3) Add detections for API hooking and script injection

Even if you can’t inspect extension code at scale, you can monitor outcomes:

• Unusual DOM/script injections on specific sensitive domains
• Unexpected calls to fetch()/XMLHttpRequest() wrappers (via browser telemetry tools where available)
• New outbound destinations that appear only during AI chat sessions

This is where AI-driven anomaly analysis helps because you’re often looking for combinations of weak signals.

4) Watch for “dual-use” marketing analytics endpoints

A recurring enterprise lesson: data theft often masquerades as analytics.

Create a detection bucket for:

• New analytics or stats subdomains that appear post-update
• Endpoints contacted primarily from browsers (not mobile apps, not servers)
• High-frequency, small JSON posts tied to user interaction events

Then apply strict scrutiny when those endpoints light up around AI chat usage.

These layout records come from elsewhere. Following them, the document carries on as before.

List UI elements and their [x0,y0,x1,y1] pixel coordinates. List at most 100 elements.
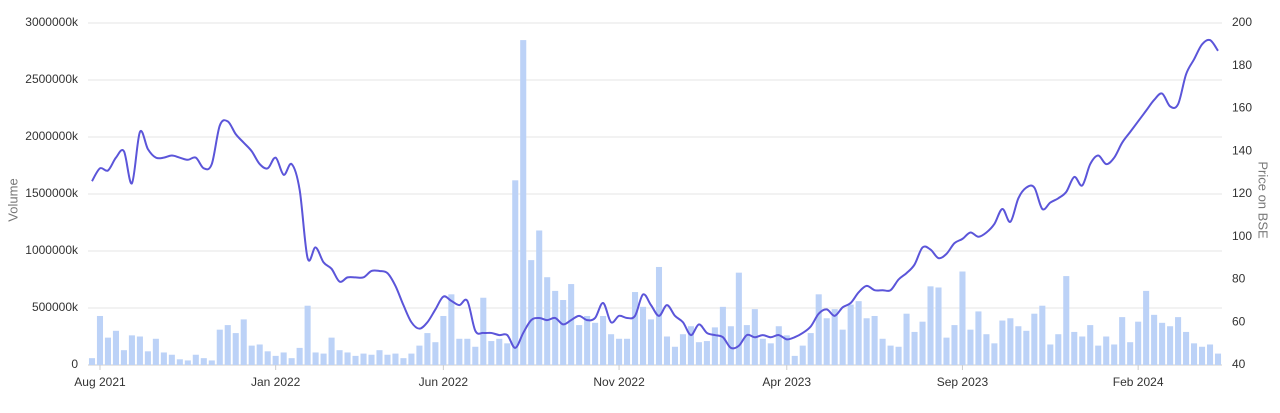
bar [432,342,439,365]
bar [248,345,255,365]
bar [807,333,814,365]
bar [320,353,327,365]
bar [1047,344,1054,365]
bar [344,352,351,365]
bar [863,318,870,365]
bar [176,359,183,365]
bar [1135,321,1142,365]
bar [1095,345,1102,365]
bar [1039,305,1046,365]
y-tick-label: 0 [71,357,78,371]
bar [224,325,231,365]
bar [184,360,191,365]
bar [999,320,1006,365]
bar [1167,326,1174,365]
bar [368,354,375,365]
bar [1183,331,1190,365]
bar [1007,318,1014,365]
bar [903,313,910,365]
y2-tick-label: 140 [1232,143,1252,157]
bar [392,353,399,365]
bar [216,329,223,365]
bar [919,321,926,365]
bar [975,311,982,365]
bar [959,271,966,365]
bar [112,330,119,365]
bar [991,343,998,365]
bar [1111,344,1118,365]
bar [719,306,726,365]
y2-tick-label: 180 [1232,58,1252,72]
bar [735,272,742,365]
bar [783,335,790,365]
bar [144,351,151,365]
y-tick-label: 2000000k [25,129,79,143]
bar [384,354,391,365]
bar [400,358,407,365]
bar [296,347,303,365]
bar [472,346,479,365]
bar [264,351,271,365]
bar [584,315,591,365]
bar [480,297,487,365]
bar [136,336,143,365]
x-tick-label: Nov 2022 [593,375,645,389]
bar [791,355,798,365]
bar [152,338,159,365]
bar [632,292,639,365]
bar [799,345,806,365]
bar [232,333,239,365]
bar [192,354,199,365]
bar [104,337,111,365]
bar [528,260,535,365]
y-tick-label: 500000k [32,300,79,314]
bar [879,338,886,365]
bar [552,290,559,365]
bar [520,40,527,365]
bar [592,322,599,365]
bar [1071,331,1078,365]
y2-axis-title: Price on BSE [1256,161,1271,239]
bar [600,315,607,365]
bar [416,345,423,365]
bar [1119,317,1126,365]
bar [576,325,583,365]
bar [1031,313,1038,365]
bar [1175,317,1182,365]
x-tick-label: Feb 2024 [1113,375,1164,389]
bar [424,333,431,365]
bar [448,294,455,365]
bar [695,342,702,365]
bar [1127,342,1134,365]
bar [895,346,902,365]
y2-tick-label: 40 [1232,357,1246,371]
y2-tick-label: 100 [1232,229,1252,243]
bar [727,326,734,365]
bar [280,352,287,365]
bar [775,326,782,365]
bar [312,352,319,365]
bar [1103,336,1110,365]
x-tick-label: Jun 2022 [419,375,469,389]
bar [759,338,766,365]
bar [488,341,495,365]
bar [639,306,647,365]
bar [911,331,918,365]
y2-tick-label: 80 [1232,272,1246,286]
bar [512,180,519,365]
bar [1143,290,1150,365]
bar [647,319,655,365]
bar [360,353,367,365]
bar [1087,325,1094,365]
bar [536,230,543,365]
y-tick-label: 2500000k [25,72,79,86]
bar [1015,326,1022,365]
y-tick-label: 1500000k [25,186,79,200]
bar [967,329,974,365]
bar [1151,314,1158,365]
bar [168,354,175,365]
bar [887,345,894,365]
bar [847,304,854,365]
bar [464,338,471,365]
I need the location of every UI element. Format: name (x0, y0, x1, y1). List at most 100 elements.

5) Reduce the blast radius with safer AI access patterns

If employees rely on public chat UIs, you’re stuck defending a chaotic surface area.

Safer patterns:

• Provide an enterprise AI gateway or sanctioned AI assistant
• Route through managed identity and conditional access
• Centralize logging and policy enforcement
• Apply prompt/response redaction for known sensitive data types

You still need browser controls. But you stop depending on every user to make perfect decisions.

People also ask: “If the extension says it anonymizes data, is it safe?”

No. Anonymization claims don’t eliminate the underlying risk for three reasons:

1. Prompts often contain direct identifiers (names, emails, account numbers, internal URLs). You can’t reliably scrub what you can’t consistently detect.
2. Re-identification is realistic when you combine timestamps, session metadata, and conversation context.
3. The security failure happens before anonymization—the data is still collected and transmitted to third-party infrastructure.

If your enterprise data leaves the browser to an untrusted endpoint, you’ve already lost control.

Where this fits in the AI in Cybersecurity series

This case is a reminder that “AI security” isn’t only about model risks like prompt injection or data poisoning. It’s also about protecting the workflows where AI is used, and the browser is the primary workflow surface.

AI can help on the defender side by:

• Detecting abnormal data flows in real time
• Prioritizing alerts that match exfiltration patterns
• Automating containment steps (disable extension, revoke sessions, block domains)

The hard truth: attackers don’t need to break your AI model if they can just siphon the conversations.

Next steps: a simple way to test your exposure

If you want a fast internal check:

1. Inventory installed extensions across corporate browsers.
2. Identify extensions with broad permissions (all sites, read/modify data).
3. Monitor outbound traffic during AI chat sessions for new or unusual analytics endpoints.
4. Run a tabletop exercise: “A popular extension update starts exfiltrating AI prompts—what do we do in the first 30 minutes?”

If you can’t answer that last one crisply, that’s your roadmap.

The question worth sitting with as we head into 2026: when your users talk to AI all day, are you protecting the conversation like sensitive data—or treating it like harmless text?